Sual: "Allaha isyan ettiler" denilince ne anlatılmak istenmektedir, bu ifadeden, haram, günah işleyenleri mi anlayacağız? Cevap:...
Sual: "Allaha isyan ettiler" denilince ne anlatılmak istenmektedir, bu ifadeden, haram, günah işleyenleri mi anlayacağız?
Cevap:
Allahü teâlâya asi olmak, isyan etmek iki türlüdür:
1- Allahü teâlânın emirlerini, yani farzları yapmamaktır. Farzları, vazife kabul etmeyen, kâfir olur. Vazife olduğunu bilip de, tembellikle yapmayanlar, yani kaza etmek, ödemek fikrinde olanlar, Hanefî mezhebinde, kâfir olmaz. Fakat en büyük günah olur.
2- Allahü teâlânın men, yasak ettiğini, yani haramları yapmaktır. Haramdan kaçmayı, sakınmayı, vazife bildiği hâlde, nefsine uyarak yapan ve sonra üzülenler kâfir olmaz. Haram işleyen Müslümanlara fasık, asi denir.
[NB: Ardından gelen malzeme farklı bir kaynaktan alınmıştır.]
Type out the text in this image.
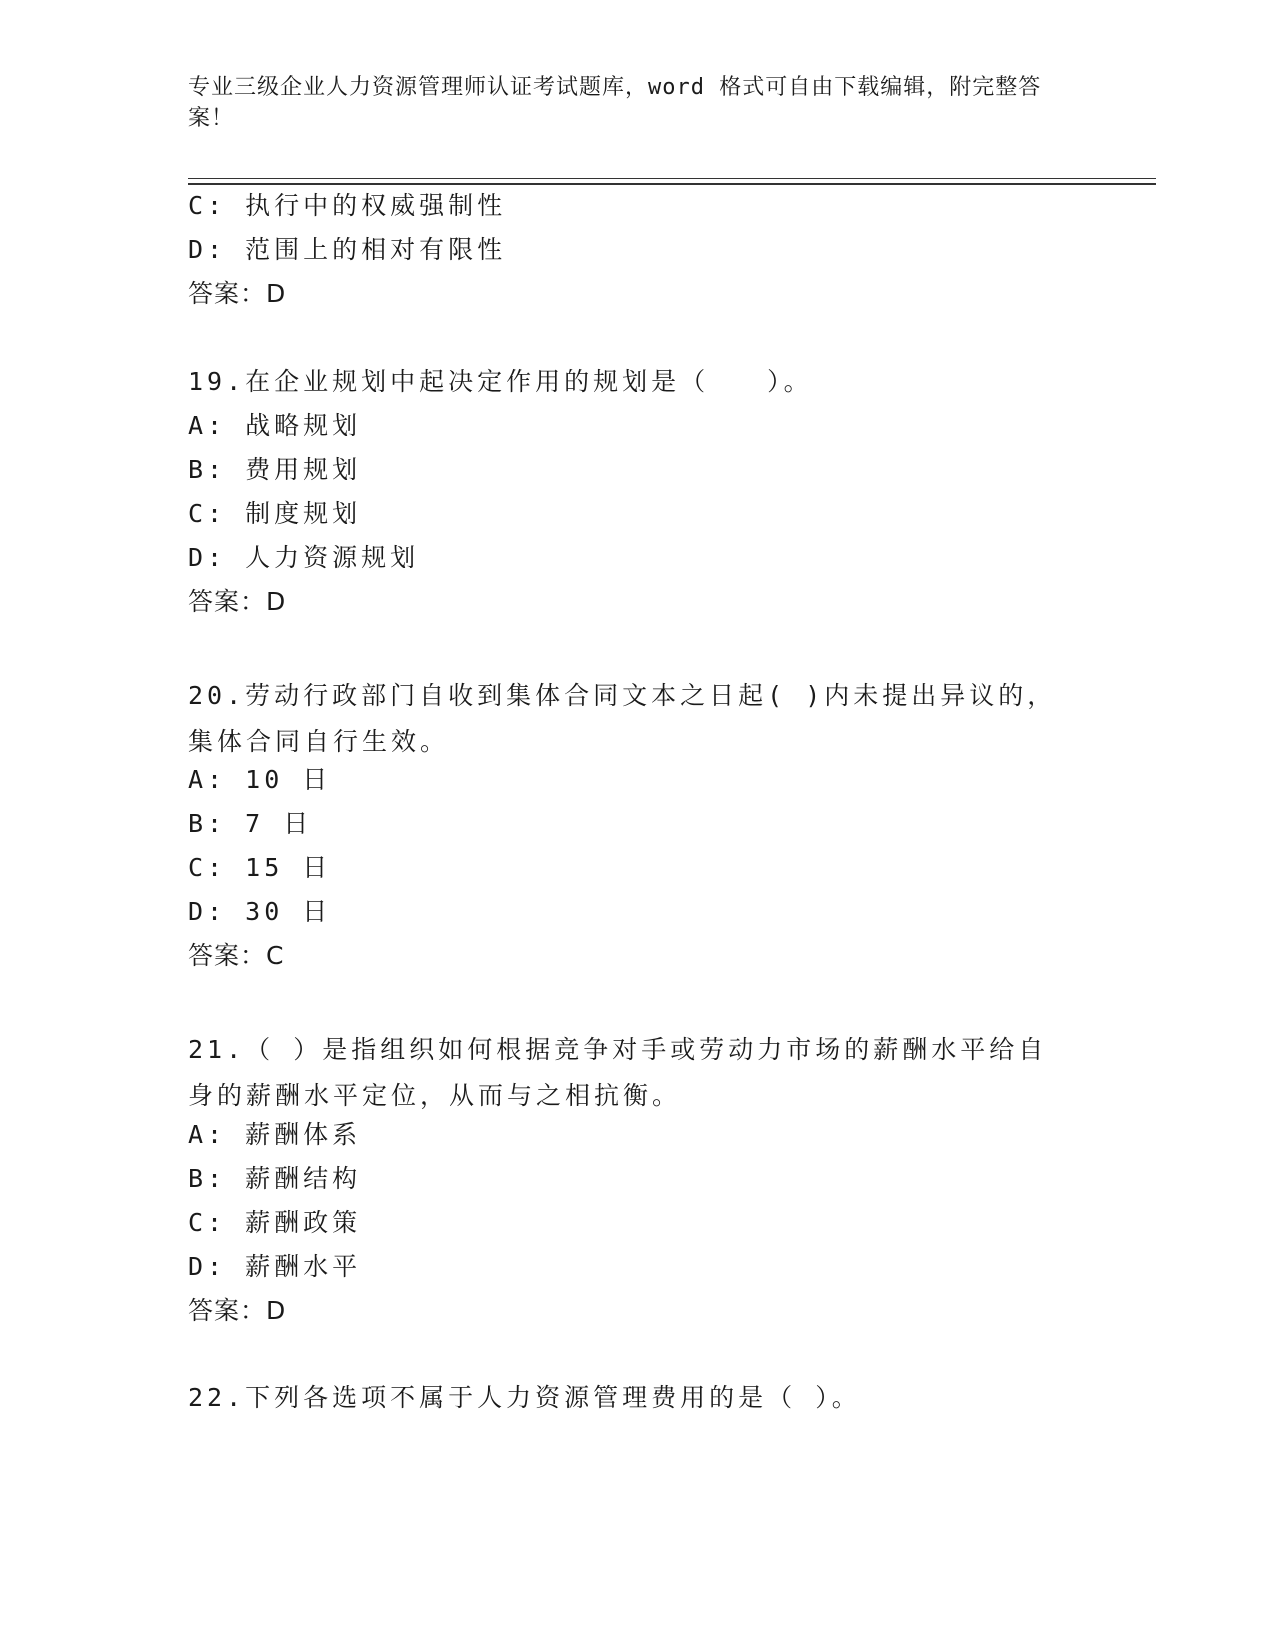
专业三级企业人力资源管理师认证考试题库，word 格式可自由下载编辑，附完整答案！
C: 执行中的权威强制性
D: 范围上的相对有限性
答案：D
19.在企业规划中起决定作用的规划是（　　）。
A: 战略规划
B: 费用规划
C: 制度规划
D: 人力资源规划
答案：D
20.劳动行政部门自收到集体合同文本之日起( )内未提出异议的，集体合同自行生效。
A: 10 日
B: 7 日
C: 15 日
D: 30 日
答案：C
21.（ ）是指组织如何根据竞争对手或劳动力市场的薪酬水平给自身的薪酬水平定位，从而与之相抗衡。
A: 薪酬体系
B: 薪酬结构
C: 薪酬政策
D: 薪酬水平
答案：D
22.下列各选项不属于人力资源管理费用的是（ ）。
Haram işlemeyenlere ve farzları yapanlara salih, iyi insan, mütteki denir. İttikanın, yani haramdan kaçmanın sevabı, farzları yapmanın sevabından daha fazladır. Farzları yapmamanın günahı, haram işlemek günahından daha çoktur.
***
Sual: İbadetlerde ve yapılan işlerde acele etmenin, dinimiz açısından bir mahzuru var mıdır?
Cevap:
Konu ile alakalı olarak Eyyühel-veled kitabında deniyor ki:
"İşlerinde acele etme ve hemen karar verme! Acele ile verilen kararlara şeytan karışır. Hadis-i şerifte; (Acele şeytandandır. Teennî Rahmandandır) buyuruldu. Nefsin istediği bir şey hatırına gelince, şeytan, fırsatı kaçırma, hemen yap der. O da, yapar. Kalbe gelen şeyi yapmaktan Allahü teâlâ razı olur mu düşünmeli, sevap mı, günah mı olacağını anlamalı. Günah değil ise, yapmalıdır. Böylece, teenni etmiş, yani acele etmemiş olur. Yalnız beş yerde acele etmek lazımdır:
1- Misafirin gelince, önüne yiyecek getir! 2- Hasbel beşer bir günah işleyince, hemen tövbe, istiğfar eyle! 3- Her beş vakit namazını, vakit geçmeden, acele, yani erken kıl! 4- Kız veya oğlan çocuklarına, din bilgilerini ve namaz kılmasını öğret! Bulûğa erişince, geciktirmeden evlendir! 5- Ölen şahsın defin edilmesinde acele eyle! Fakat bunun için, beş vakit namazın sonundaki, Âyetel kürsî ve tesbihleri terk etme!"
***
Sual: Abdest uzuvlarında yaralar bulunan bir kimse, nasıl abdest alır?
Cevap:
Abdest uzuvlarının çoğunda veya yarısında yara bulunan kimse, teyemmüm eder. Çoğu sağlam ise, sağlamını yıkayıp yaralara mesh eder. Gusülde, bedenin hepsi, bir uzuv sayılır. Bedenin yarısı yaralı ise, teyemmüm eder.
***
Sual: Bir kimsenin, mezheplerin kolay olan hükümlerini toplayıp, bunlarla amel etmesi uygun olur mu?
Cevap:
Konu ile alakalı olarak Mîzân-ül kübrâda deniyor ki:
"Unutulmuş olan mezheplerin ve mevcut bulunan dört mezhebin hepsi haktır. Birinin, başkası üzerine üstünlüğü yoktur. Çünkü, hepsi aynı din kaynağından alınmışlardır. Bütün mezheplerde, yapılması kolay işler, Ruhsat bulunduğu gibi, yapılması güç, Azimet olan işler de vardır. Azimet olan işi yapabilecek kimsenin, kolay işi yapmaya kalkışması, din ile oynamak olur. Azimeti yapmaktan aciz olan, özürlü olan kimsenin ruhsat olanı yapması caiz olur. Böyle kimsenin ruhsat olanı yapması, azimet yapmış gibi çok sevap olur. Aciz olmayanın, kendi mezhebindeki ruhsatları yapmaması, azimetleri yapması vacibdir. Hatta, kendi mezhebinde yalnız ruhsatı bulunan işin, başka mezhepte azimeti varsa, o azimeti yapması vacib olur. Mezhep imamlarından birinin sözünü beğenmemekten veya kendi düşüncesini onun sözünden daha üstün sanmaktan, çok sakınmalıdır. Çünkü, başkalarının ilimleri, anlayışları, müctehidlerin, ilimleri ve anlayışları yanında, hiç gibi kalır."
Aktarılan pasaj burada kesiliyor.